Kennedy, wer von uns beiden hat die Mühle zu leiten? Sie haben sie mir
übertragen und mir gesagt, ich solle freie Hand haben. Sie haben doch nicht
über mich zu klagen? Schaffe ich nicht doppelt soviel wie Mr. Elsing?«
»Ja, das
tun Sie«, antwortete Scarlett, aber ein Grabesschauer überlief sie.
Das Lager
mit seinen häßlichen Baracken hatte etwas Unheimliches, was es unter Hugh
Elsing nicht gehabt hatte, etwas so Einsames und von aller Welt Abgetrenntes,
daß sie fröstelte.
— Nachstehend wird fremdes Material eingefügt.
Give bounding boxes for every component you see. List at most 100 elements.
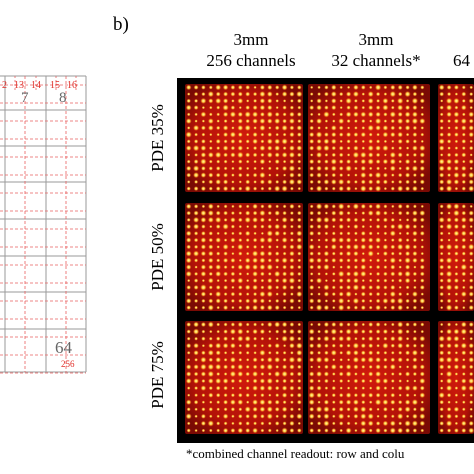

Diese Sträflinge waren gänzlich fern von allen anderen
Menschen und Johnnie Gallagher auf Gnade und Ungnade ausgeliefert, und wenn er
sich einfallen ließ, sie auszupeitschen oder sonst zu mißhandeln, erfuhr sie
sicher nichts davon. Und die Sträflinge trauten sich bestimmt nicht, sich bei
ihr zu beschweren, aus Angst, wenn sie fort war, noch härter bestraft zu
werden.
»Die Leute
sehen abgefallen aus. Was geben Sie ihnen zu essen? Ich gebe, weiß Gott, so
viel für ihre Kost aus, daß sie fett dabei werden könnten wie die Schweine.
Vorigen Monat haben mich Mehl und Fleisch allein dreißig Dollar gekostet. Was
bekommen sie heute abend?«
Sie ging
zur Küchenbaracke hinüber und blickte hinein.